L’éditorial de la Lettre de juillet-août 2019

Par Gilles Porte, président de l’AFC

par Gilles Porte La Lettre AFC n°299

Il y a 15 jours, l’un des sujets au bac philo était : A quoi bon expliquer une œuvre d’art ? Intéressant de poser cette question à des lycéens qui n’ont eu guère l’occasion de se voir enseigner des matières artistiques à l’école…

Que les mots du philosophe Bergson, pour qui « l’artiste est avant tout un homme qui voit mieux que les autres et envisage le réel au-delà de son utilité », ouvrent et guident cette nouvelle Lettre sans pour autant que je ne réponde à la question posée, préférant laisser cet exercice à celles et ceux dont une de leurs fonctions est de corriger des copies, faute d’enseigner la musique, la danse, le cinéma, le dessin, la sculpture ou la photographie…
Et puisque cet édito est celui d’une Lettre AFC, permettez-moi de focaliser ici sur un art dont on nous a dit un jour qu’il s’agissait du septième…
Alors que des lycéens transpirent pour tenter de répondre à une problématique qui soulève le bien-fondé de l’analyse d’une œuvre artistique, d’autres, ex-diplômés de très grandes écoles, tirent des conclusions au sein de différents rapports sur le financement privé du cinéma et de l’audiovisuel et sur le contrôle du Centre national du cinéma et de l’image animée, avec des logiques libérales déconcertantes…
Dans ces rapports, la question de la rentabilité du cinéma français est à nouveau pointée du doigt.

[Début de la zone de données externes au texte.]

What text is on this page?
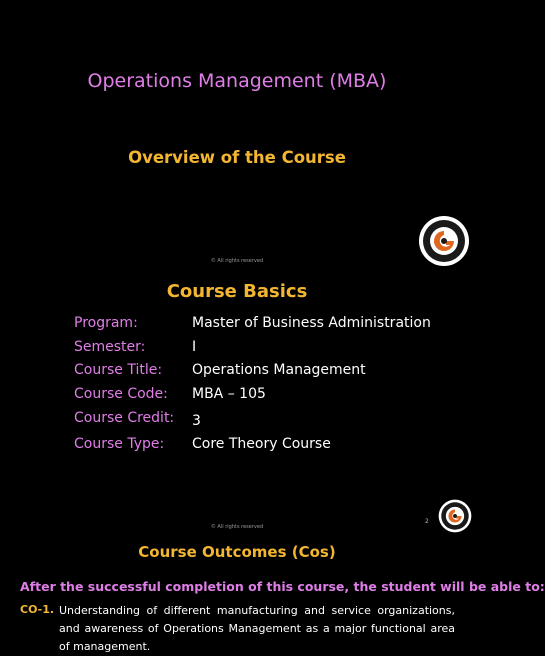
Operations Management (MBA)
Overview of the Course
© All rights reserved
Course Basics
Program:	Master of Business Administration
Semester:	I
Course Title: Operations Management
Course Code: MBA – 105
Course Credit: 3
Course Type: Core Theory Course
2
© All rights reserved
Course Outcomes (Cos)
After the successful completion of this course, the student will be able to:
CO-1. Understanding of different manufacturing and service organizations, and awareness of Operations Management as a major functional area of management.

Ils soulignent que la moitié des œuvres cinématographiques hexagonales font moins de 50 000 entrées en salles.
Mais, est-ce les spectateurs qui rejettent ces films ou les acteurs du marché qui ne les supportent pas ? La sortie d’un film dans un circuit peut-elle être comparée à celle d’un film très peu diffusé ?
La surproduction, la surexploitation et la surexpostion de certains films sur les écrans ne devraient-elles pas être plus objectivement analysées afin d’avoir une grille de lecture plus réaliste sur la rentabilité du cinéma français ?
Quant à la rentabilité elle-même, peut-elle être vraiment établie en prenant uniquement en compte le nombre d’entrées en salles ?

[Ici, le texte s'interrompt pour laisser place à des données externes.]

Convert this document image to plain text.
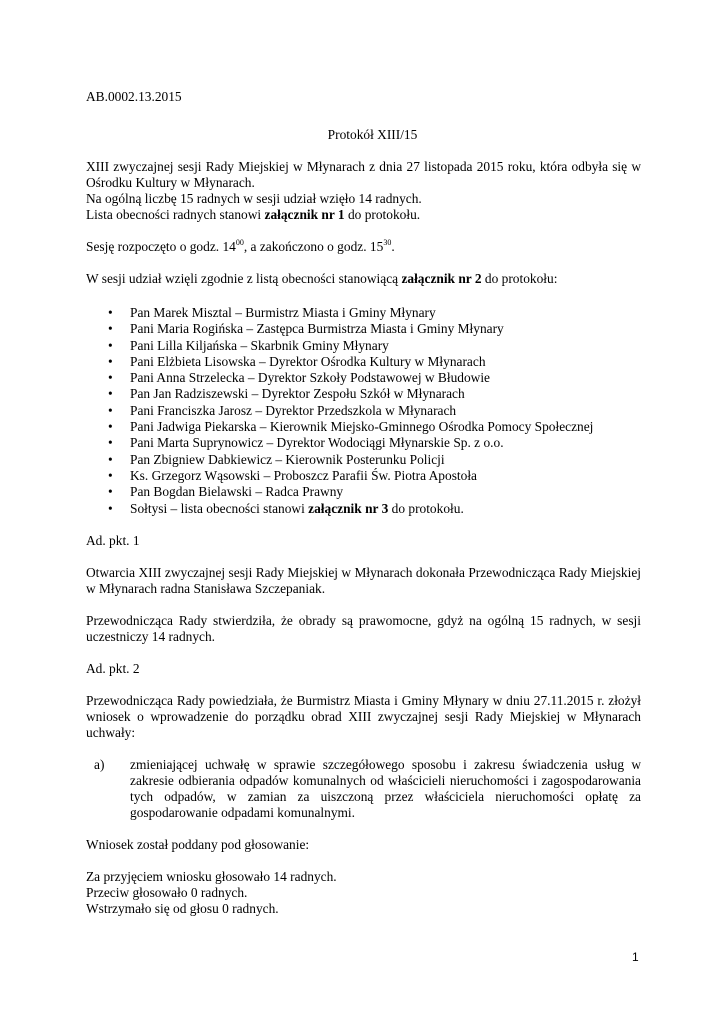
AB.0002.13.2015

Protokół XIII/15

XIII zwyczajnej sesji Rady Miejskiej w Młynarach z dnia 27 listopada 2015 roku, która odbyła się w Ośrodku Kultury w Młynarach.

Na ogólną liczbę 15 radnych w sesji udział wzięło 14 radnych.

Lista obecności radnych stanowi załącznik nr 1 do protokołu.

Sesję rozpoczęto o godz. $14^{00}$, a zakończono o godz. $15^{30}$.

W sesji udział wzięli zgodnie z listą obecności stanowiącą załącznik nr 2 do protokołu:

• Pan Marek Misztal – Burmistrz Miasta i Gminy Młynary
• Pani Maria Rogińska – Zastępca Burmistrza Miasta i Gminy Młynary
• Pani Lilla Kiljańska – Skarbnik Gminy Młynary
• Pani Elżbieta Lisowska – Dyrektor Ośrodka Kultury w Młynarach
• Pani Anna Strzelecka – Dyrektor Szkoły Podstawowej w Błudowie
• Pan Jan Radziszewski – Dyrektor Zespołu Szkół w Młynarach
• Pani Franciszka Jarosz – Dyrektor Przedszkola w Młynarach
• Pani Jadwiga Piekarska – Kierownik Miejsko-Gminnego Ośrodka Pomocy Społecznej
• Pani Marta Suprynowicz – Dyrektor Wodociągi Młynarskie Sp. z o.o.
• Pan Zbigniew Dabkiewicz – Kierownik Posterunku Policji
• Ks. Grzegorz Wąsowski – Proboszcz Parafii Św. Piotra Apostoła
• Pan Bogdan Bielawski – Radca Prawny
• Sołtysi – lista obecności stanowi załącznik nr 3 do protokołu.

Ad. pkt. 1

Otwarcia XIII zwyczajnej sesji Rady Miejskiej w Młynarach dokonała Przewodnicząca Rady Miejskiej w Młynarach radna Stanisława Szczepaniak.

Przewodnicząca Rady stwierdziła, że obrady są prawomocne, gdyż na ogólną 15 radnych, w sesji uczestniczy 14 radnych.

Ad. pkt. 2

Przewodnicząca Rady powiedziała, że Burmistrz Miasta i Gminy Młynary w dniu 27.11.2015 r. złożył wniosek o wprowadzenie do porządku obrad XIII zwyczajnej sesji Rady Miejskiej w Młynarach uchwały:

a) zmieniającej uchwałę w sprawie szczegółowego sposobu i zakresu świadczenia usług w zakresie odbierania odpadów komunalnych od właścicieli nieruchomości i zagospodarowania tych odpadów, w zamian za uiszczoną przez właściciela nieruchomości opłatę za gospodarowanie odpadami komunalnymi.

Wniosek został poddany pod głosowanie:

Za przyjęciem wniosku głosowało 14 radnych.

Przeciw głosowało 0 radnych.

Wstrzymało się od głosu 0 radnych.

1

Inventé par des scientifiques, développé par des chimistes, mis en place par des mécaniciens, le cinéma est le premier art dont l’origine et la naissance sont industrielles… Et qui dit « échelle industrielle » dit « commerce »… Aucun de nous, au sein de l’AFC, ne l’ignore… Si le cinéaste a l’obligation de prendre en compte l’avis du spectateur, faut-il pour autant qu’il en devienne esclave ? Ne doit-il pas plutôt placer son curseur entre son envie personnelle et le goût du public ? Faut-il continuer à opposer les tenants d’un cinéma purement artistique à ceux d’un cinéma de divertissement, alors que l’essence même du cinéma est d’être l’un et l’autre ?

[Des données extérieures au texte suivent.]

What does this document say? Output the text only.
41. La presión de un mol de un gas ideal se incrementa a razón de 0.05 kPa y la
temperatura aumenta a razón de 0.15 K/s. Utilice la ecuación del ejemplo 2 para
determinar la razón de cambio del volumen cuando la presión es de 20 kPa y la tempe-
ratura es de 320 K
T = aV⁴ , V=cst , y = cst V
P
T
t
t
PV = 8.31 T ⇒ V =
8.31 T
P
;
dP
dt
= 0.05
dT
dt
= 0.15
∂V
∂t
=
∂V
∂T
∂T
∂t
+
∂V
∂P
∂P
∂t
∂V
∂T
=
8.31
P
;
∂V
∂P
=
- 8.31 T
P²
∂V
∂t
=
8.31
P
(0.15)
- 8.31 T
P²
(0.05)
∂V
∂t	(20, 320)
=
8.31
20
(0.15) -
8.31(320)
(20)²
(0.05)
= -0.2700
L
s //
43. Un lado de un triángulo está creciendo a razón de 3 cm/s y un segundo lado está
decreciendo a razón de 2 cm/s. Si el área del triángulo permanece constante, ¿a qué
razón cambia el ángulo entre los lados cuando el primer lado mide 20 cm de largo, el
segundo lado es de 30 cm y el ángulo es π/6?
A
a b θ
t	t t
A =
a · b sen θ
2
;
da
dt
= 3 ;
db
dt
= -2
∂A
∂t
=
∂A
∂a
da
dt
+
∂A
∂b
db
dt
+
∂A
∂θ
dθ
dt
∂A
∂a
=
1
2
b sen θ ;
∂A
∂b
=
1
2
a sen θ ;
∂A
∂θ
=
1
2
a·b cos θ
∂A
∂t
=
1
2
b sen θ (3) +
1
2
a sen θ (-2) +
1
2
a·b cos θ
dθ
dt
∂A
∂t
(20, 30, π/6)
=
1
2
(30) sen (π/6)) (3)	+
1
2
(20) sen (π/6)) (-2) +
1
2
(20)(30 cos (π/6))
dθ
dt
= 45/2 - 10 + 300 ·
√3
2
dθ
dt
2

Alors, avant que le CNC ne s’abandonne à l’utilitarisme que dénonçait Bergson en subventionnant exclusivement les films qui font le plus d’entrées, saluons ces "Indiens" et ces "Indiennes", qu’on appelle « indépendants » et qui montent à cru leurs chevaux. Et n’occultons pas le fait que s’ils sont caractérisés comme « indépendants », c’est tout simplement parce qu’en se retournant, ils n’aperçoivent pas grand monde dans leur sillage !

En vignette de cet éditorial, image recréée à partir de la couverture de la Lettre 299 utilisant le visuel de l’affiche du Festival de La Rochelle, par Stanislas Bouvier.